Le lendemain de l'annonce du décès d'Aki Haruno:
Sakura pleurait abondamment, assise dans un coin de la pièce. C'était un Samedi, elle n'avait pas cours. Elle se souviendra toujours de ce vendredi maudit au cours duquel elle avait apprit la mort de son oncle. Il se tenait actuellement dans le grand salon une réunion d'urgence des membres du clan Haruno. Yuna, la femme de son oncle décédé, était absente. Elle avait fait une fausse couche la veille. Une qui aurait pu lui être fatale si ce n'était pas grâce à la vitesse de réaction et le professionnalisme de Raidô lorsqu'elle avait perdu les eaux en s'évanouissant à la suite de l'annonce choquante. Yuna en était déjà à son 6ème mois de grossesse.
Sakura se recroquevilla encore plus. Elle n'avait plus d'oncle. Elle n'avait plus de petite cousine. Et tout ceci dans la même journée. Elle avait envie de crier. Elle avait envie de casser tout ce qu'il y avait à casser. Elle avait envie de tout détruire. Qu'il ne reste plus rien après son passage. Elle voulait semer le même chaos qui régnait dans sa tête et dans son cœur. Son oncle, son précieux oncle...

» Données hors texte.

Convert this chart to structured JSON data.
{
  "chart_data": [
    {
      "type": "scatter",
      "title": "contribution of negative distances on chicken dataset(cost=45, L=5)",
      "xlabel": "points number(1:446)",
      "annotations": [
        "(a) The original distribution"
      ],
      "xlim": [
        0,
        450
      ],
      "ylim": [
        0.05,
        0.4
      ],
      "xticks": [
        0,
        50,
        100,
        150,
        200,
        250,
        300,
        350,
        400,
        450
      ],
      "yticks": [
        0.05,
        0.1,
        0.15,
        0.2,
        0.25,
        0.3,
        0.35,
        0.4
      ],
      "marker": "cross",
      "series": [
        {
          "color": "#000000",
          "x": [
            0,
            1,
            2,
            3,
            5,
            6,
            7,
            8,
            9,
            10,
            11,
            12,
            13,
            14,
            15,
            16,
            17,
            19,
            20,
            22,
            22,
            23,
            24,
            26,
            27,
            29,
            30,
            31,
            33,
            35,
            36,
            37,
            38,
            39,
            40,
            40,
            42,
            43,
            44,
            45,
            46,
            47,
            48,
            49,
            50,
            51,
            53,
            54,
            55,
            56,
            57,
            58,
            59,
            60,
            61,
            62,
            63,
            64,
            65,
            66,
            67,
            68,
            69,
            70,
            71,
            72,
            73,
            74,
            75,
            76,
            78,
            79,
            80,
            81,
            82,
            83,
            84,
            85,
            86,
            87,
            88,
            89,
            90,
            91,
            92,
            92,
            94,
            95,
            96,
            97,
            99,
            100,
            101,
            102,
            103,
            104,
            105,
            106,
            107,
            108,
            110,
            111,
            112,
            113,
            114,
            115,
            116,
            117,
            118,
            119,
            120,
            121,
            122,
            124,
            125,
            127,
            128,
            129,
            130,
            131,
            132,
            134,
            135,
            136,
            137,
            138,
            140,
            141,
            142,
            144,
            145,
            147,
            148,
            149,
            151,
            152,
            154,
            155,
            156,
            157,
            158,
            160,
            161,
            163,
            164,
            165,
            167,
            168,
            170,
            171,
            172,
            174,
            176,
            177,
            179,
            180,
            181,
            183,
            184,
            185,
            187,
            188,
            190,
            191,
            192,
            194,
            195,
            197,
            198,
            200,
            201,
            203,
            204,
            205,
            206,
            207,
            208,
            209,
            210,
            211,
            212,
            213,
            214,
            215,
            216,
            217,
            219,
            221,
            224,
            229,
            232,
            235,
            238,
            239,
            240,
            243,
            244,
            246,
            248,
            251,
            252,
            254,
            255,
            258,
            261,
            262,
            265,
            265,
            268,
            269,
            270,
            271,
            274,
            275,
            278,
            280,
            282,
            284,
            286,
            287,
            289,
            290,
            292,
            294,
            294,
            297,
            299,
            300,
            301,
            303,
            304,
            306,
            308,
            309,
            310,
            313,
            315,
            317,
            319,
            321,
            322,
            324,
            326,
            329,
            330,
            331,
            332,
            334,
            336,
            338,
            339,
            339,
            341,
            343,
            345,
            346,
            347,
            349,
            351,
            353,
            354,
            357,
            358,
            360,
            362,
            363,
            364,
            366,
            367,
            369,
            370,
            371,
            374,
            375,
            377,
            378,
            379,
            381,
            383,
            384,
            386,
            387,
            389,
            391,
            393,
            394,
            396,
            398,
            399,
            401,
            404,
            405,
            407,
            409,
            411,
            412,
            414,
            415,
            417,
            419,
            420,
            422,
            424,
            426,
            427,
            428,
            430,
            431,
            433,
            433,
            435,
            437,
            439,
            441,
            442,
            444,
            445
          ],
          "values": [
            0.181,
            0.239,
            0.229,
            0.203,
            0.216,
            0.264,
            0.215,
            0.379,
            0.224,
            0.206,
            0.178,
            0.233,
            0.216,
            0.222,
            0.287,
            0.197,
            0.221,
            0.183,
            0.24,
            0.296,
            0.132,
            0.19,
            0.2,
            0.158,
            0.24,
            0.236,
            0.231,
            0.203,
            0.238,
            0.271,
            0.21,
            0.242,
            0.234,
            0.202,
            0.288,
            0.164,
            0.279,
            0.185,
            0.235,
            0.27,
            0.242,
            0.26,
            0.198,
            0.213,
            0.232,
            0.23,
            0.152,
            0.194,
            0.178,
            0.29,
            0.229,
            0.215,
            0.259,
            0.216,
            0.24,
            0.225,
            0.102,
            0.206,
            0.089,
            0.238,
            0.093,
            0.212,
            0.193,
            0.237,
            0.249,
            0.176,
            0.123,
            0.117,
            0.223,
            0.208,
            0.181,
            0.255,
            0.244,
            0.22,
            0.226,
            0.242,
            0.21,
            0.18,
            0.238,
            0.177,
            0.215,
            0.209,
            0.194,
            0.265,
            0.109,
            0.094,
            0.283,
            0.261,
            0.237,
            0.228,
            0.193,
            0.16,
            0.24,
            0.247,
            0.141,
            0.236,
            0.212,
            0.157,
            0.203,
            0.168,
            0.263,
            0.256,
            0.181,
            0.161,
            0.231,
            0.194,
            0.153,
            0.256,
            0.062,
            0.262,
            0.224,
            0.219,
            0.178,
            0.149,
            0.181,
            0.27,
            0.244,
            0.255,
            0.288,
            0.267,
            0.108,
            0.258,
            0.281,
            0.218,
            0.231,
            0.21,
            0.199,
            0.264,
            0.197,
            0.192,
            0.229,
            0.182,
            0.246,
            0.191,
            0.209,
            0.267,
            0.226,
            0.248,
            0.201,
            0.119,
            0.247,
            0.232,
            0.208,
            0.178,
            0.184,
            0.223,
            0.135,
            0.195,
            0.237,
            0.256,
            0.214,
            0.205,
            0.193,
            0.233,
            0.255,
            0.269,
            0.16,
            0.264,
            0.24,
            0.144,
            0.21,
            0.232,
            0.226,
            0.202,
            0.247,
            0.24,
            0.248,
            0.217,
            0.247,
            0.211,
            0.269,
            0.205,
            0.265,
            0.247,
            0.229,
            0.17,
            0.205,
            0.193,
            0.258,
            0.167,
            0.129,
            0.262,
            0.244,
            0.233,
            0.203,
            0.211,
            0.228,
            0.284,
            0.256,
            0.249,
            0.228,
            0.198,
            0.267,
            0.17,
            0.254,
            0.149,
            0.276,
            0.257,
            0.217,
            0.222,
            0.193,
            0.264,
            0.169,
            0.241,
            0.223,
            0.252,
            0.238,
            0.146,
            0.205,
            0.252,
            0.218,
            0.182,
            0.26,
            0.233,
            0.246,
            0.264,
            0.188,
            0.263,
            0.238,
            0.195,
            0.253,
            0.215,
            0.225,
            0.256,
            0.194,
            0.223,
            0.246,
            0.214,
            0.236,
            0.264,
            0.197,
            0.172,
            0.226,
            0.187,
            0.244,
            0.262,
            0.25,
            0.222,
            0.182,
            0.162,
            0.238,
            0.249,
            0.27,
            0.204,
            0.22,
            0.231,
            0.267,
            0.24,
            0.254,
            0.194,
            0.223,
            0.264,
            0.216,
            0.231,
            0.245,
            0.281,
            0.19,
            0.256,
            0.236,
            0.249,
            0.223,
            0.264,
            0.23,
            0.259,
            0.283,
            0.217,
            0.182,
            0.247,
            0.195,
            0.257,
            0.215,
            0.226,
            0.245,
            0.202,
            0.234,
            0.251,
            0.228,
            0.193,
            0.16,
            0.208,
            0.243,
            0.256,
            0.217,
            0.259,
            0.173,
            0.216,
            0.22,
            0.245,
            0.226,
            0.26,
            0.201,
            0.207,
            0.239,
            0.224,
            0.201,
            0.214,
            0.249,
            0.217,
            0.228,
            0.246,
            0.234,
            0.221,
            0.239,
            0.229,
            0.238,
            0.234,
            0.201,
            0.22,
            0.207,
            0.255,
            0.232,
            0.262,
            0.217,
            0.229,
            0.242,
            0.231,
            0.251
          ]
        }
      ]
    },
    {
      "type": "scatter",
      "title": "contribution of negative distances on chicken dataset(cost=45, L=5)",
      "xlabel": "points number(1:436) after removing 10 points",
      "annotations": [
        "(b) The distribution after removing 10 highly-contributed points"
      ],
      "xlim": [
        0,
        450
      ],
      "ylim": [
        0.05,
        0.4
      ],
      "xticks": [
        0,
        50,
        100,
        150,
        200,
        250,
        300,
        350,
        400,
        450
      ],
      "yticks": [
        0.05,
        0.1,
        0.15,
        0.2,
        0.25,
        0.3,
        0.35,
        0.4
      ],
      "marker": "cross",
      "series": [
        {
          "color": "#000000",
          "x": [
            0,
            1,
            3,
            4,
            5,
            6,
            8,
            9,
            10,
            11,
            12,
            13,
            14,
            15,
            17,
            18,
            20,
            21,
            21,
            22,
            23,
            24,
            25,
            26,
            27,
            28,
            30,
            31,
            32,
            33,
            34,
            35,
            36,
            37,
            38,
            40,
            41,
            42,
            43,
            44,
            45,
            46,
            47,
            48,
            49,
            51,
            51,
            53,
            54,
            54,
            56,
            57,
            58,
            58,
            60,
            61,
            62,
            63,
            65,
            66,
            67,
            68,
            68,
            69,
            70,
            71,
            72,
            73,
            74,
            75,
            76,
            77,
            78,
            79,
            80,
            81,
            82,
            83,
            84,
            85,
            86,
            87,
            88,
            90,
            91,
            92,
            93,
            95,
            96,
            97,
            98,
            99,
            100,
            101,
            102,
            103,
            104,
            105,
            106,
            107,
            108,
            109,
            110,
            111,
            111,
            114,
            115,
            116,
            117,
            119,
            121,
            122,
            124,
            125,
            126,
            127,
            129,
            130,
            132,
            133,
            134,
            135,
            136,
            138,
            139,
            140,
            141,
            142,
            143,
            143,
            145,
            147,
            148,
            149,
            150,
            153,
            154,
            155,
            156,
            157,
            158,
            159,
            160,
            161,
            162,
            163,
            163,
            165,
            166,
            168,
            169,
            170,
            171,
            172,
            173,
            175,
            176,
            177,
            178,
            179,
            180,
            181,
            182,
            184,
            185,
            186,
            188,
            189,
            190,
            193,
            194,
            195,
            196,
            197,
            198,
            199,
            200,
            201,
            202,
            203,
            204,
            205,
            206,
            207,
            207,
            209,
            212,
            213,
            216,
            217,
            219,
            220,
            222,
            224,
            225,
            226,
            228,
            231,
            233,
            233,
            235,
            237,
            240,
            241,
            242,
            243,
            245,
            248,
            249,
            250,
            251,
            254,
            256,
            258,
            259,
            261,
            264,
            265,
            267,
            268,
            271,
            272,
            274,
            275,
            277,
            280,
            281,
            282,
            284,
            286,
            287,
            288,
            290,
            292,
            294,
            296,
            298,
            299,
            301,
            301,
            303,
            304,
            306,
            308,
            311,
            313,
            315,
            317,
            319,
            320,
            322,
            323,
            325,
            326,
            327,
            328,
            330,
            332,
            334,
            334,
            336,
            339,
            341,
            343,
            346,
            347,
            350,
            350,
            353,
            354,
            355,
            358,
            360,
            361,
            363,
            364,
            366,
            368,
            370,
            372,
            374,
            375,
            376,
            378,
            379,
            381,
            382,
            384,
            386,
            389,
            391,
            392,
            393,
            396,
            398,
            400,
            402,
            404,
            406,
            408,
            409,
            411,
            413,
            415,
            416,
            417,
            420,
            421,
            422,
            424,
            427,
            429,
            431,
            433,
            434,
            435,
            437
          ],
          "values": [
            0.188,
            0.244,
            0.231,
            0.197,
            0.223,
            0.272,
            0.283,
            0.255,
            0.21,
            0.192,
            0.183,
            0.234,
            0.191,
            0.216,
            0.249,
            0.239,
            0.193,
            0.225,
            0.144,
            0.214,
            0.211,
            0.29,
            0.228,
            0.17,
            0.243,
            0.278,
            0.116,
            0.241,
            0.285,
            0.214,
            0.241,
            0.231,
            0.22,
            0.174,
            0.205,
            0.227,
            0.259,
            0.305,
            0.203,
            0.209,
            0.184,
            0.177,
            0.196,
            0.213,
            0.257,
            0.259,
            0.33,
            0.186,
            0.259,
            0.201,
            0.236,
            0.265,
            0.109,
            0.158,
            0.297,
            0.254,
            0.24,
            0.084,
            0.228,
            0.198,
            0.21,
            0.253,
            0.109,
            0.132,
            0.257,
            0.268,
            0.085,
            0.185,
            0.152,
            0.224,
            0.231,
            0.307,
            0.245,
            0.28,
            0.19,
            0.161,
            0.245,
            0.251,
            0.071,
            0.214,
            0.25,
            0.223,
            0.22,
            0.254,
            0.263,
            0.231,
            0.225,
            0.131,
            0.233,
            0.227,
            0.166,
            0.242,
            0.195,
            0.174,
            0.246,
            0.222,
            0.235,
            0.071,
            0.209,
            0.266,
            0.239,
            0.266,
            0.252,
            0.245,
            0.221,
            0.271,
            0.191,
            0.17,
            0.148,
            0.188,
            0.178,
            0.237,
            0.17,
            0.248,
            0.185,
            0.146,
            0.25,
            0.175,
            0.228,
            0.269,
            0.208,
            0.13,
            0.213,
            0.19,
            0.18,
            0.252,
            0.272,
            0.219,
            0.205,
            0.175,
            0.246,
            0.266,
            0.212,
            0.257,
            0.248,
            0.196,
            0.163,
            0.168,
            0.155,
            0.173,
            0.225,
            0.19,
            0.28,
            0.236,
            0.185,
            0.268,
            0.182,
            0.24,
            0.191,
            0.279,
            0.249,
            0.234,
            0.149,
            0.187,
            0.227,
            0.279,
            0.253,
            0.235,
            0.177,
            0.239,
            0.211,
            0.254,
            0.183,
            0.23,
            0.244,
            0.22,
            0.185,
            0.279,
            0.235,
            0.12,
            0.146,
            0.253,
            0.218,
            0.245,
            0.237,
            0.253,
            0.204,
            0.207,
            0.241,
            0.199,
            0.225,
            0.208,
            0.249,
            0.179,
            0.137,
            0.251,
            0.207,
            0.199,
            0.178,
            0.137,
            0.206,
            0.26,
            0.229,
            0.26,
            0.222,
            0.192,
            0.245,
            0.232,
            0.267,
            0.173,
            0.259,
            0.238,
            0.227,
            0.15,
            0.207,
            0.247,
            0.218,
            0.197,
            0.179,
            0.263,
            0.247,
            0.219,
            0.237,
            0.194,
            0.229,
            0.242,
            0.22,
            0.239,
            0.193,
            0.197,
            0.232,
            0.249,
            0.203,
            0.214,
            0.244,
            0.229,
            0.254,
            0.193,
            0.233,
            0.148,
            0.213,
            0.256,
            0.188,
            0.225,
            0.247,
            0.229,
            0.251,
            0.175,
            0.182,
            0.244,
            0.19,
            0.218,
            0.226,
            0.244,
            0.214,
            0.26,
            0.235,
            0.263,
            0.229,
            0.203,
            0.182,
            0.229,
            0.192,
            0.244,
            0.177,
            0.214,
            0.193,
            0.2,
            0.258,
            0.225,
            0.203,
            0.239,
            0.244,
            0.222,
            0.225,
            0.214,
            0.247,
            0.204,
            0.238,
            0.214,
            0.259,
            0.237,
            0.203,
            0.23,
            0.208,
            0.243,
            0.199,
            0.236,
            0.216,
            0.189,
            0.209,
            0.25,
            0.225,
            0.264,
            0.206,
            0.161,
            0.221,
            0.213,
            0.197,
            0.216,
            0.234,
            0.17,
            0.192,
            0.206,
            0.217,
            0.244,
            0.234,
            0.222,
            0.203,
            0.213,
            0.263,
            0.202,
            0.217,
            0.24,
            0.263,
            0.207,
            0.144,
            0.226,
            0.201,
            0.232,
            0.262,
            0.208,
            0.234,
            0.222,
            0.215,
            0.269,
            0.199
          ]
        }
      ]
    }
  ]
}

Une main se voulant rassurante se posa sur une de ses épaules. Elle posa son regard mouillé sur la forme accroupie devant elle. C'était son grand-père paternel. Elle vit sur son visage une telle souffrance qu'elle se sentit très mal d'un coup. Perdre ses parents ou perdre ses enfants? Y'avait il plus triste comme choix lorsqu'on s'aimait profondément? Sakura enlaça son grand-père. Ce dernier lui tapota lentement le dos.
― Tu es une bonne fille, Sakura-chan, fit il. Aki voulait tellement avoir un enfant comme toi... Pour lui tu étais vraiment comme sa fille, tu sais?
― Oui, Jiji, répondit Sakura dans un sanglot tout en frottant son nez contre les vêtements traditionnels de son grand-père.
Il y'eut un silence durant lequel les membres de la famille se turent, les visages graves. On n'entendait que les pleurs des plus proches d'Aki. Kizashi n'avait ouvert la bouche que pour saluer ou accepter les condoléances. Personne n'osait même ne serait-ce qu'essayer de lui faire la conversation. Il semblait profondément perdu. Parfois, il levait les yeux vers le plafond et un sourire triste ornait ses lèvres charnues. À la fin de la journée il pleurera sûrement. Ils le savaient tous. Mais pour l'instant ils respecteraient son souhait de rétention.
― La réunion peut commençer, annonça Kizashi d'une voix dénuée d'émotion.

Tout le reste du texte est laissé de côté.